Comment la nouvelle formation de Burg sera-t-elle reçue par la population israélienne ? Les polémiques qu'avait suscitées, à sa sortie en 2007, son premier ouvrage politique, Vaincre Hitler, pour un judaïsme plus humaniste et universaliste, pourraient en donner un aperçu... Avraham Burg y défend l'idée que la Shoah est une « réalité agissante » dans la politique israélienne et qu'Israël continue à être malade de ce traumatisme.
A. M. Aude Marcovitch - Monsieur. Burg, comment vous présenteriez-vous aujourd'hui ? À quel courant politique appartenez-vous ?
Avraham Burg - En Israël, tout le monde se sent personnellement affecté par la politique ; on dit d'ailleurs qu'il y a, dans notre pays, sept millions de premiers ministres ! Les décisions du gouvernement nous concernent au quotidien, que nous ayons des enfants à l'armée ou que nous longions le mur qui nous sépare de la Cisjordanie.
Le camp politique que je me suis choisi, c'est celui qui essaie de faire bouger les choses. Les changements que j'aimerais voir survenir sont de la hauteur d'une montagne ; mais, souvent, ce qui se produit n'est pas plus grand qu'une petite bosse ! Mes rêves sont difficiles à réaliser parce que je suis un utopiste. Depuis que je ne suis plus un élu appartenant à un parti politique, je colle davantage à la vérité. Quand on est actif dans la vie politique, on doit faire beaucoup de compromis avec sa propre vérité et elle finit par se diluer...

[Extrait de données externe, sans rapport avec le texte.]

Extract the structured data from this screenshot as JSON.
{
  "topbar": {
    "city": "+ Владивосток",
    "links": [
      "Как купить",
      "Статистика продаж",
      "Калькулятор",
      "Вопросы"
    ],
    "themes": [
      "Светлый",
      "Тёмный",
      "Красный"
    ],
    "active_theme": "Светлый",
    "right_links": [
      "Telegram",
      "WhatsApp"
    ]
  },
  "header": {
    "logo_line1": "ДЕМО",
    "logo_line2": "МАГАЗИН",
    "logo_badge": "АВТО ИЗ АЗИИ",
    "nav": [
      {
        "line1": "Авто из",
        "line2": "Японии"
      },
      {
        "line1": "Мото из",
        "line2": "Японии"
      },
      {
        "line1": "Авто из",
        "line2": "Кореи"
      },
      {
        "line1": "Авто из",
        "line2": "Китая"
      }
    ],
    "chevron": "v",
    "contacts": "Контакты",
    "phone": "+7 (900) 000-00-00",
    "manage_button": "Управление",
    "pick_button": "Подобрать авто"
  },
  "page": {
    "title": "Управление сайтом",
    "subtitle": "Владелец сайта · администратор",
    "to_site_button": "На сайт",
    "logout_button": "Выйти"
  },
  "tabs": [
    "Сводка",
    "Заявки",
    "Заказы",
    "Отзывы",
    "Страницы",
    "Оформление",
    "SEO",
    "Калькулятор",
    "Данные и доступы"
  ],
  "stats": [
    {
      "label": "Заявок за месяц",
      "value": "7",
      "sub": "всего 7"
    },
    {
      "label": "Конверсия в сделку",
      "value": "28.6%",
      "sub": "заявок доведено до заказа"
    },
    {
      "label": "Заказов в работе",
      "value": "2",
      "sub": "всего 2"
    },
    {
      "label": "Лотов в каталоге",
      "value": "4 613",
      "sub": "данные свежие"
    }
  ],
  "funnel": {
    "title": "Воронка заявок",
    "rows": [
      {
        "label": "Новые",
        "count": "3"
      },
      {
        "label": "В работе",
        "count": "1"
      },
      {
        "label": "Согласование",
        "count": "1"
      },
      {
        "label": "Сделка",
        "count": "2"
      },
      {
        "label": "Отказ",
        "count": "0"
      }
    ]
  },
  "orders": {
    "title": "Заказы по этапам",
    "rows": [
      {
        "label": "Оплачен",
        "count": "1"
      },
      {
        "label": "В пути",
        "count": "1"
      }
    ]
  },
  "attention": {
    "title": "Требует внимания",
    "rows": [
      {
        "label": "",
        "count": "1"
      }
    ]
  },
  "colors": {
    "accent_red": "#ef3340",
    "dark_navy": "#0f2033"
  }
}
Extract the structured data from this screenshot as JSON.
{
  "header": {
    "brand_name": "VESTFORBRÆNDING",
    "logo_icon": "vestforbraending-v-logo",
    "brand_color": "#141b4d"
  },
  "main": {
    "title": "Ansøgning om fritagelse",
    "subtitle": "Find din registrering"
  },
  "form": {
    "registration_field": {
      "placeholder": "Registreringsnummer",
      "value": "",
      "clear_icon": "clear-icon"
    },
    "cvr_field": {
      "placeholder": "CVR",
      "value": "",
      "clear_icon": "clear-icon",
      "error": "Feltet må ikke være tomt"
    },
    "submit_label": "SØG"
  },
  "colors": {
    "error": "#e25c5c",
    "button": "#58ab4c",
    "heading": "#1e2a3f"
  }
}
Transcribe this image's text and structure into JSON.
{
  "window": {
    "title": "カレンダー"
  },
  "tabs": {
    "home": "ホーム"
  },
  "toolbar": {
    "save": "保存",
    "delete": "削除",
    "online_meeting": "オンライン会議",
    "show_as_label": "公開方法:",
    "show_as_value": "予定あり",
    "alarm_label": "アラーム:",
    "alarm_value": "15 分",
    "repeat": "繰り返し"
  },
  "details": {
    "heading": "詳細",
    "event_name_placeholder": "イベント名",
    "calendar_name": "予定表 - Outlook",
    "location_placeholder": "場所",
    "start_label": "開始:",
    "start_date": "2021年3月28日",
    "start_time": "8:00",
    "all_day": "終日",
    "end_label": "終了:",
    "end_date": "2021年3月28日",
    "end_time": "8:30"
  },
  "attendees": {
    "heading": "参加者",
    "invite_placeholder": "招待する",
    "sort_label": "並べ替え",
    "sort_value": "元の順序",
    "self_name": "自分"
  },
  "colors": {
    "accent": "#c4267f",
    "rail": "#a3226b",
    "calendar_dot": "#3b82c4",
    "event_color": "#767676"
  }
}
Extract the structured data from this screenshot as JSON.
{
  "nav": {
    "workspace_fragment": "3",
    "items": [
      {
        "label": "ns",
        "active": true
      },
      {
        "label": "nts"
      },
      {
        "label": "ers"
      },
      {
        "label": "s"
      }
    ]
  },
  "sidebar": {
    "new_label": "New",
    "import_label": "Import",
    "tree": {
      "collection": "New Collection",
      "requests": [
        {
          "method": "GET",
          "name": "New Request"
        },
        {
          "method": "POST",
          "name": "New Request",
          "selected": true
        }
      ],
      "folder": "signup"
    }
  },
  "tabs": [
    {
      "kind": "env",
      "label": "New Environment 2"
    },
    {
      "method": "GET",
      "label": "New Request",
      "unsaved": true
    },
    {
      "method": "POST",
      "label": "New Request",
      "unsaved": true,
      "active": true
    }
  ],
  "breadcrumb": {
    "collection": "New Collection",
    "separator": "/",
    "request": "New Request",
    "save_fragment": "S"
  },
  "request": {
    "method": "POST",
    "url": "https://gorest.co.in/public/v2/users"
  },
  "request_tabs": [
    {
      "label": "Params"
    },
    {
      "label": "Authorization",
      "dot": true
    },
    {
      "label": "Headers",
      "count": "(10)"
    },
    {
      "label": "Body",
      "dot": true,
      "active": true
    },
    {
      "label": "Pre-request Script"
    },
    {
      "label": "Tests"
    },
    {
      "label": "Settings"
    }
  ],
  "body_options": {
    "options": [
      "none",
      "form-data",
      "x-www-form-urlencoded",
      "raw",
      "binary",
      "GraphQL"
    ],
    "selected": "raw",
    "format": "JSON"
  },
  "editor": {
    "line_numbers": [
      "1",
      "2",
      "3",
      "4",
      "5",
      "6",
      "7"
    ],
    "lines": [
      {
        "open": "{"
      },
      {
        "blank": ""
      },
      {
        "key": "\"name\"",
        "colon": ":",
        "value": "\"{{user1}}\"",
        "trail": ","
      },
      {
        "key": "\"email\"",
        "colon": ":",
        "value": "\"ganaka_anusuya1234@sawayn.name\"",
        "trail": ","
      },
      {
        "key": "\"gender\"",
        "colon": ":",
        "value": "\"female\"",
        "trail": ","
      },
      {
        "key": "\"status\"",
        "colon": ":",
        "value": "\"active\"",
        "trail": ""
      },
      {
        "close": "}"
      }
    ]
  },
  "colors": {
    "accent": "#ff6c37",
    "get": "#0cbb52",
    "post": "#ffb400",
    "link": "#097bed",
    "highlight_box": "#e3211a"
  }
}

Ma conviction fondamentale, c'est qu'aucun pays, y compris Israël, ne peut exister sans qu'il y ait une très large égalité entre tous ses habitants, et entre lui-même et ses voisins. Concrètement, j'estime qu'il est indispensable que Juifs et Arabes soient égaux à l'intérieur, et qu'Israël et Palestine soient égaux sur la scène internationale. Cette égalité - entre les pays et entre les gens - doit être la base de tout programme de paix. C'est sur cette conviction que repose ma réflexion politique.
Or aujourd'hui, en Israël, l'humanisme est très en retrait. Et à partir du moment où il existe des règles différentes pour les deux côtés - pour ceux qui vivent ici et pour ceux qui vivent de l'autre côté, en Cisjordanie -, à partir du moment où nous sommes un peuple qui en occupe un autre, notre système de valeurs est rongé de l'intérieur.
A. M. - Quelles sont, selon vous, les erreurs commises par les dirigeants israéliens, toutes obédiences politiques confondues, ces trente dernières années ?
A. B. - Évidemment, la plus grande erreur commune à tous les dirigeants israéliens, c'est de ne pas avoir su obtenir une vraie paix. Ils ont tous leur part de responsabilité. Commençons par Shimon Pérès, premier ministre en 1977. Il reprend alors le gouvernement de Yitzhak Rabin après la chute de sa coalition. Je retiens de cette période que ce sont Shimon Pérès et Yitzhak Rabin qui ont fondé les premières colonies en 1974-1975.
Venons-en, ensuite, à Menahem Begin. Bien sûr, il a fait la paix avec l'Égypte - un progrès immense pour notre pays qui, jusque-là, considérait tous ses voisins arabes comme des ennemis naturels. Mais, dans le même temps, il a fortement encouragé la colonisation en Judée-Samarie. Et il est entré en guerre contre le Liban, en 1982. Je perçois un grand paradoxe chez cet homme qui a fait la paix d'un côté, mais déclenché une guerre et soutenu la colonisation de l'autre.